The silly thing about this is that the ToString() method is never null but it shows me the warning (because the exception CAN be thrown). So this means all ToString() methods would show this warning.

Example Code:

public class TestClass
{
    public string Something { get; set; } = "Something";

    public override string ToString()
    {
        return $"{this.Something}";
    }
}

If you run the code analysis over this code you get the warning. Even the default value for the property does not help to hide it.

So setting the attribute would work but it would be a huge effort for us. So do you think there is the possibility about implementing a ignore for this case?

@DanielBretzigheimer I meant to add an option that NullGuard injects a SuppressMessage attribute for CA1065. In my eyes this would be better than disabling the null return value check because the contract of ToString() is non nullable (for reference see above).

commented

In my opinion, this should be changed. Even a ToString overload like that raises a CA1065 warning. There is no CA1065 warning without NullGuard.

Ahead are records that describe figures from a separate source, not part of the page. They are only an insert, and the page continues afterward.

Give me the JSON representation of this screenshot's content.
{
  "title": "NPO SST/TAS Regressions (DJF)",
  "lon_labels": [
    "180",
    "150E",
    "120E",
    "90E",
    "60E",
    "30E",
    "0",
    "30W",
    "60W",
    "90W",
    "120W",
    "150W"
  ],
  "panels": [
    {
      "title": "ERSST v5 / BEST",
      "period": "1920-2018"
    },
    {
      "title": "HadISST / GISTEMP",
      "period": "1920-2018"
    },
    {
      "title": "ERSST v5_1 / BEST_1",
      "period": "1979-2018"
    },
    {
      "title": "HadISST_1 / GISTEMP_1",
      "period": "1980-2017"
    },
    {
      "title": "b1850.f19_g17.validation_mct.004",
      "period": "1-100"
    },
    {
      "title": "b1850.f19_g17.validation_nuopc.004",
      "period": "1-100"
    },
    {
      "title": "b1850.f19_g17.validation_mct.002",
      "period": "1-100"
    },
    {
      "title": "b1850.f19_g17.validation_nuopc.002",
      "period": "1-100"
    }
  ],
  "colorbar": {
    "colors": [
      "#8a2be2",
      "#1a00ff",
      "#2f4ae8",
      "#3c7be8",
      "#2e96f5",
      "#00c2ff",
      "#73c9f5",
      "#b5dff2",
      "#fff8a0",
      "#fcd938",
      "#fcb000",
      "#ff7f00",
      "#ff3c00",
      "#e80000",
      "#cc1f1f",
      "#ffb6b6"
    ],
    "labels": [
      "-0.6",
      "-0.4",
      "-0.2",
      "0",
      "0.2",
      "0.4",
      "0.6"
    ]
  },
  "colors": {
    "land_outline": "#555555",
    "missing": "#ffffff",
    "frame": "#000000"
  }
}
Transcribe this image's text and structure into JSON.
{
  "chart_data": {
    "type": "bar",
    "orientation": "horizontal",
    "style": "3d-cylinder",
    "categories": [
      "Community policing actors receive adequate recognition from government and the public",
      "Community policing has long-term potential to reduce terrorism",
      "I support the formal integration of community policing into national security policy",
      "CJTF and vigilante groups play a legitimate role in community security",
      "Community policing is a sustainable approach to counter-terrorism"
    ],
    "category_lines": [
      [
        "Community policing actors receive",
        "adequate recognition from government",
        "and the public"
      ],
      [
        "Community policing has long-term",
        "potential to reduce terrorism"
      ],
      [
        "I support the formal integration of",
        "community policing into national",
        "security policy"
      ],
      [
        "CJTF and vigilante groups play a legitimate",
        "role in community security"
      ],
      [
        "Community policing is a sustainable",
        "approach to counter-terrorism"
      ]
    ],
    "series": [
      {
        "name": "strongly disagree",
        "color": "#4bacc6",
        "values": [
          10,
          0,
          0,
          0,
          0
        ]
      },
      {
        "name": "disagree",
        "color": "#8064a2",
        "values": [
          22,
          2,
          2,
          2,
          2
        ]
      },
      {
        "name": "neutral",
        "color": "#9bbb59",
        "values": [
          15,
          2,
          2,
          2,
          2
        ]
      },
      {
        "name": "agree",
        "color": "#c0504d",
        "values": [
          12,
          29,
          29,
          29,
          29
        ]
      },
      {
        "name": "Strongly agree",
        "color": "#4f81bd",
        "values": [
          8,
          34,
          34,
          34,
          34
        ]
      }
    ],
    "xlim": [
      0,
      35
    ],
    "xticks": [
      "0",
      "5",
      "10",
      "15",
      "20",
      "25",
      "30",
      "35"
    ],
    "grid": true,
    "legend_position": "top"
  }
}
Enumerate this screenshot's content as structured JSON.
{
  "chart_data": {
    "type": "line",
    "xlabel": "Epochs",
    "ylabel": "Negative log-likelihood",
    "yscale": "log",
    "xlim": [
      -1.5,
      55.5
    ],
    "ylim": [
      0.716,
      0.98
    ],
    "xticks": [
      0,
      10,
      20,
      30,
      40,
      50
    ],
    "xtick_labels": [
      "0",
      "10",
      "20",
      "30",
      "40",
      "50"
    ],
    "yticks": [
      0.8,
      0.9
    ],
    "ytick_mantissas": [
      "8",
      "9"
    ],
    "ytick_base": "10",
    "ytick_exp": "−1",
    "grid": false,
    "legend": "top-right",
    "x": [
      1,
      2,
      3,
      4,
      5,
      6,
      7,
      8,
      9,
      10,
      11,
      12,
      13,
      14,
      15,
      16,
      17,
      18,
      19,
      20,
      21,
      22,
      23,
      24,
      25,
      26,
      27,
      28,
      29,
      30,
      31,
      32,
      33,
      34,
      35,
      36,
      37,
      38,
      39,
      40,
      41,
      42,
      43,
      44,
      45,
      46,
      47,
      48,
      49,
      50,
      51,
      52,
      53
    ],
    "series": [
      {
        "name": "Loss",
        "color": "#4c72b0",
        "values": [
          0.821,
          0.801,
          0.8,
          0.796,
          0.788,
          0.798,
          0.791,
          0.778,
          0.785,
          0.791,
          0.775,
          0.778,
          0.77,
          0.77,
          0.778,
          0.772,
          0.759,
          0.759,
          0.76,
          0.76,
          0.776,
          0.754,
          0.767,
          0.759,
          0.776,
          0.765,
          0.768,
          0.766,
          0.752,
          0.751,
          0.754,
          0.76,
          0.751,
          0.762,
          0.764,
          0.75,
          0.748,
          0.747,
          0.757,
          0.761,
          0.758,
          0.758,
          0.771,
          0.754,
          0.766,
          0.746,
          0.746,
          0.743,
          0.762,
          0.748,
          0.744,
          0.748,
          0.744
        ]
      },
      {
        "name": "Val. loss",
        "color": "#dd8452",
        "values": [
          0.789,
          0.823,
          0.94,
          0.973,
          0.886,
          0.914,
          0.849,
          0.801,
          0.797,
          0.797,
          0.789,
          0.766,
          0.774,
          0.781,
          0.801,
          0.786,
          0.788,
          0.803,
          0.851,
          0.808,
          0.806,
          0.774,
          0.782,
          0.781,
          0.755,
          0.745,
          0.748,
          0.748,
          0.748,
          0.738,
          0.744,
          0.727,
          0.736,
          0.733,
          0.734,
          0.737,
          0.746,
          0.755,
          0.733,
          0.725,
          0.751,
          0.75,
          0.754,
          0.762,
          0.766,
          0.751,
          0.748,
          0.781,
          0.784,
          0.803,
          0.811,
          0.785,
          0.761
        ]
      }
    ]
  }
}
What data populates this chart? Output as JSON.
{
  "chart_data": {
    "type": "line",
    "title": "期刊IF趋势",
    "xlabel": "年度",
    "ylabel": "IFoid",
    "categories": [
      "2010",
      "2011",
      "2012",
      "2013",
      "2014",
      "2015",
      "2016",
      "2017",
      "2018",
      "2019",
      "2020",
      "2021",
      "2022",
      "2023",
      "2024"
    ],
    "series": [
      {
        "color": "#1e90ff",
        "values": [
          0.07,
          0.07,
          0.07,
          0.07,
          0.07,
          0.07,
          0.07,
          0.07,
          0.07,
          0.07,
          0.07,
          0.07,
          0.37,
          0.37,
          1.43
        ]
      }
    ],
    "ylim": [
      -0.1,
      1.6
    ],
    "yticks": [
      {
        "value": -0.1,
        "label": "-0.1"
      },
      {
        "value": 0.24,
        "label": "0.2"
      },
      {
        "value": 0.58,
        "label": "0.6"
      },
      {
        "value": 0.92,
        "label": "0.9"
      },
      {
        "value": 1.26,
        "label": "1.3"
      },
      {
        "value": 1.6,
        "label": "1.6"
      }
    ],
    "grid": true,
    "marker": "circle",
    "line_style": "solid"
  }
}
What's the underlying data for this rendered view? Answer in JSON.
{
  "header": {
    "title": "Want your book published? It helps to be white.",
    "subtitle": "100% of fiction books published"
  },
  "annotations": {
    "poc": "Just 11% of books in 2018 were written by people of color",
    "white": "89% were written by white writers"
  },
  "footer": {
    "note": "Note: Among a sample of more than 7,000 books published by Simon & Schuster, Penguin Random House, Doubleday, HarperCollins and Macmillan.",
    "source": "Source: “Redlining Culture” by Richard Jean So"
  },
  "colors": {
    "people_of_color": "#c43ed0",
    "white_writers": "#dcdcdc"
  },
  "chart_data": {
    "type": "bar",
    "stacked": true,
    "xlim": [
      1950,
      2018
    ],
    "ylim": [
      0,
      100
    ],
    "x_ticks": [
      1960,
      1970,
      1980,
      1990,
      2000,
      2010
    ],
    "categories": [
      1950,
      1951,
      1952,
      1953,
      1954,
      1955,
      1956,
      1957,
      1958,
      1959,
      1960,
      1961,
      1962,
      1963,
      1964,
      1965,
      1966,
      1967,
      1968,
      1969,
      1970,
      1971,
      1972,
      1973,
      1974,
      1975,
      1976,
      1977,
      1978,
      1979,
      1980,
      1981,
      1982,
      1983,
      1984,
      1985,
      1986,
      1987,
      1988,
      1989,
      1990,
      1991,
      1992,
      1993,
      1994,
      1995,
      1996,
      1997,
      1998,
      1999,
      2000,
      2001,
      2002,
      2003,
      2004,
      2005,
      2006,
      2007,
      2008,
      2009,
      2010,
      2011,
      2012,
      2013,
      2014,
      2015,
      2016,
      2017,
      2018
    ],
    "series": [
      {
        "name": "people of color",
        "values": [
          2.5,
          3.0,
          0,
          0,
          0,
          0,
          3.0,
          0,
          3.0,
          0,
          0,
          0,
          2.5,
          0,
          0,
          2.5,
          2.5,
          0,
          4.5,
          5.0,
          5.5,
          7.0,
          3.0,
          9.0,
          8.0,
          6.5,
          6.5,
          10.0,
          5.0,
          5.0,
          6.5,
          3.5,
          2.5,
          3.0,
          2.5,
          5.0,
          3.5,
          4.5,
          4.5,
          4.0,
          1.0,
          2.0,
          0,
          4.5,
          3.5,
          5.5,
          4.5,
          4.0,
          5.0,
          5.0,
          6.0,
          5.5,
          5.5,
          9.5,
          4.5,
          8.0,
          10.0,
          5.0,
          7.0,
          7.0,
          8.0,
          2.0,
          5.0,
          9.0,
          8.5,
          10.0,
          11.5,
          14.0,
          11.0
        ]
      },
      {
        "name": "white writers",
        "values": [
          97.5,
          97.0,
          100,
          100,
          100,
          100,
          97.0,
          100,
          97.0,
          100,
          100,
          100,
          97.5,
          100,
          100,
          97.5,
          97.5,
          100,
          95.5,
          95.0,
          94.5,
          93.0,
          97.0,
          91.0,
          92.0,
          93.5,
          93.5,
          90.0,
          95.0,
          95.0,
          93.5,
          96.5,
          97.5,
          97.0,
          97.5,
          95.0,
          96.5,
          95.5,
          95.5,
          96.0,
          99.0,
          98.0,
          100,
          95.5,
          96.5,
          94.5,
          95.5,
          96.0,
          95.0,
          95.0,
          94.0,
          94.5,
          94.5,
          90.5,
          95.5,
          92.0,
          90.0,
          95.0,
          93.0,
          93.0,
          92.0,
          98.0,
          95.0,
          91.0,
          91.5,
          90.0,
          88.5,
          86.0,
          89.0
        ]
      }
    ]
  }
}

public override string ToString() { return "Test"; }

It's not only ToString(), it's any method listed in the MSDN linked by @DanielBretzigheimer. In my case it was implicit cast operators that led me here

    public static implicit operator TestClass(string id)
    {
        return new TestClass { Something = id };
    }

    public static implicit operator string(TestClass tenant)
    {
        return tenant.Something;
    }

Both raise CA1065 for both ArgumentNullException and InvalidOperationException (NullGuard checks on the way in and out). Suppressing the warning doesn't work for me, I still get the warning regardless of whether I add a SuppressMessage to GlobalSuppressions, or inline with the class.

If that could be made to work, then I would second @ulrichb - if NullGuard could inject the SuppressMessage attribute for methods it knows will fall foul of this warning I think that would be the correct solution.